Our goal is to better understand the biologic basis for metastasis of KRAS-mutant lung adenocarcinoma and to develop novel therapeutic approaches on the basis of that improved understanding. Progress in this area could potentially have a tremendous public health impact because metastasis is the primary cause of death from lung cancer, and there are currently few effective therapeutic options for KRAS-mutant lung adenocarcinoma. Here, we show that the Zeb1, a transcriptional driver of epithelial-to-mesenchymal transition (EMT) and bonafide driver of malignant progression and predictor of poor clinical outcome in multiple epithelial tumor types, induces an amoeboid migratory switch through the downregulation of microRNAs (miR-34a and miR-148a). Thus, we postulate that Zeb1 promotes metastasis of K-ras-mutant lung adenocarcinoma by inducing an amoeboid switch through the downregulation of miR-34a and miR-148a. To test this hypothesis, we propose two Specific Aims.

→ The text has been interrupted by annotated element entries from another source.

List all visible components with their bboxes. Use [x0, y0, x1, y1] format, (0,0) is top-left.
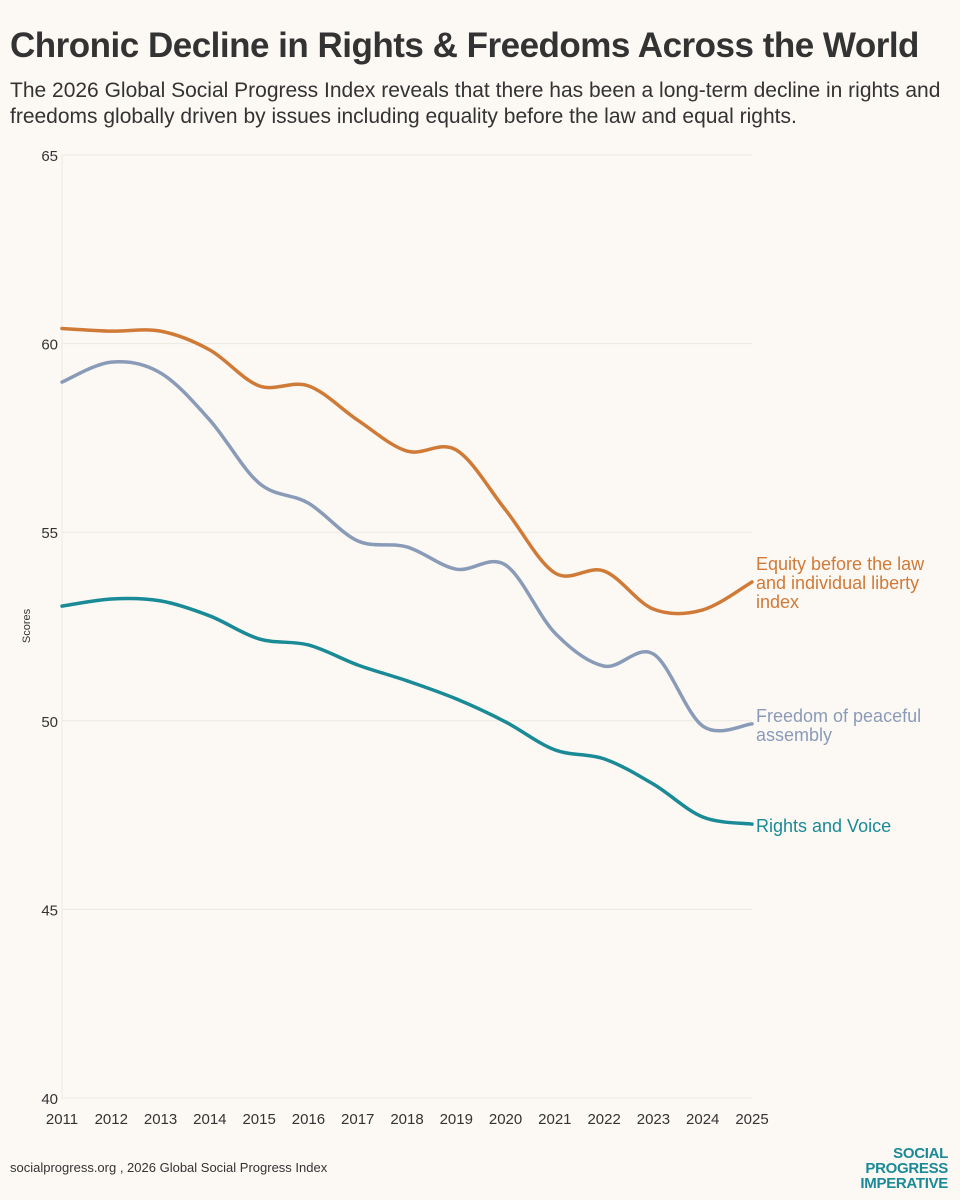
y-tick-label: 60	[41, 337, 58, 354]
x-tick-label: 2018	[390, 1111, 423, 1128]
x-tick-label: 2015	[242, 1111, 275, 1128]
y-tick-label: 40	[41, 1091, 58, 1108]
series-line	[60, 326, 754, 616]
x-tick-label: 2021	[538, 1111, 571, 1128]
chart-subtitle: The 2026 Global Social Progress Index re…	[10, 79, 941, 128]
x-tick-label: 2024	[686, 1111, 719, 1128]
x-tick-label: 2016	[292, 1111, 325, 1128]
x-tick-label: 2014	[193, 1111, 226, 1128]
chart-title: Chronic Decline in Rights & Freedoms Acr…	[10, 26, 919, 65]
line-chart: 40 45 50 55 60 65 2011 2012 2013 2014 2015 2016 2017…	[21, 148, 925, 1128]
x-tick-label: 2019	[440, 1111, 473, 1128]
logo-line: PROGRESS	[865, 1160, 948, 1177]
series-line	[60, 359, 754, 733]
source-note: socialprogress.org , 2026 Global Social …	[10, 1160, 328, 1175]
y-tick-label: 45	[41, 902, 58, 919]
x-tick-label: 2020	[489, 1111, 522, 1128]
social-progress-imperative-logo: SOCIAL PROGRESS IMPERATIVE	[860, 1146, 948, 1191]
x-tick-label: 2022	[587, 1111, 620, 1128]
x-tick-label: 2023	[637, 1111, 670, 1128]
x-tick-label: 2013	[144, 1111, 177, 1128]
logo-line: SOCIAL	[893, 1145, 948, 1162]
series-label: index	[756, 592, 799, 612]
y-axis-label: Scores	[21, 608, 33, 643]
x-tick-label: 2017	[341, 1111, 374, 1128]
logo-line: IMPERATIVE	[860, 1175, 948, 1192]
x-tick-label: 2011	[46, 1111, 78, 1128]
y-tick-label: 50	[41, 714, 58, 731]
series-label: assembly	[756, 725, 832, 745]
x-tick-label: 2012	[95, 1111, 128, 1128]
y-tick-label: 65	[41, 148, 58, 165]
x-tick-label: 2025	[735, 1111, 768, 1128]
y-tick-label: 55	[41, 525, 58, 542]
series-label: Rights and Voice	[756, 816, 891, 836]
series-label: Freedom of peaceful	[756, 706, 921, 726]
series-line	[60, 596, 754, 826]
series-label: and individual liberty	[756, 573, 919, 593]
series-label: Equity before the law	[756, 554, 925, 574]
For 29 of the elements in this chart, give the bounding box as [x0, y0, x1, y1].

The first Aim i s to determine whether mediators of Zeb1 that promote an amoeboid switch are required for lung adenocarcinoma metastasis. The studies in Aim 1 will incorporate a new tool for in vivo microscopic imaging of migratory tumor cells in the lung and will be validated using specimens from a large, well-annotated human lung cancer tissue bank.
The second Aim i s to determine whether inactivation of Mir34 gene loci (Mir34a, Mir34bc, or both), which are frequently silenced in human lung cancer, induces metastasis in mice that develop lung adenocarcinoma from expression of mutant K-ras. If our hypothesis is correct, these findings will advance our understanding of the mechanisms by which Zeb1 promotes metastasis, will provide researchers in the field with new tools to investigate the migratory dynamics of tumor cells in the lung and the underlying causes of lung adenocarcinoma metastasis, and will provide a basis for investigating agents that target mediators of Zeb1 in clinical trials. Such trials are already underway; miR-34a liposomal particles are currently being tested in a phase I clinical trial in patients with advanced cancer.
There are few effective therapeutic options for patients with metastatic KRAS-mutant lung adenocarcinoma, and there is an urgent need to develop a better understanding of the biological basis of metastasis that will lead to the identification of rationa therapeutic targets for patients with KRAS-mutant lung adenocarcinoma. On the basis of the preliminary results presented here, we postulate that the ZEB1 transcriptional repressor, which is a bonafide driver of solid tumor metastasis, promotes the metastasis of KRAS-mutant lung adenocarcinoma by inducing an amoeboid migratory switch driven through the downregulation of tumor suppressive microRNAs (miR-34a and miR-148a). If proven true, these findings would advance our understanding of the mechanisms by which Zeb1 promotes metastasis and would warrant clinical studies to determine whether miR-34a mimics, which are currently in clinical trials, prevent metastasis and do so most effectively in lung adenocarcinomas with KRAS mutations.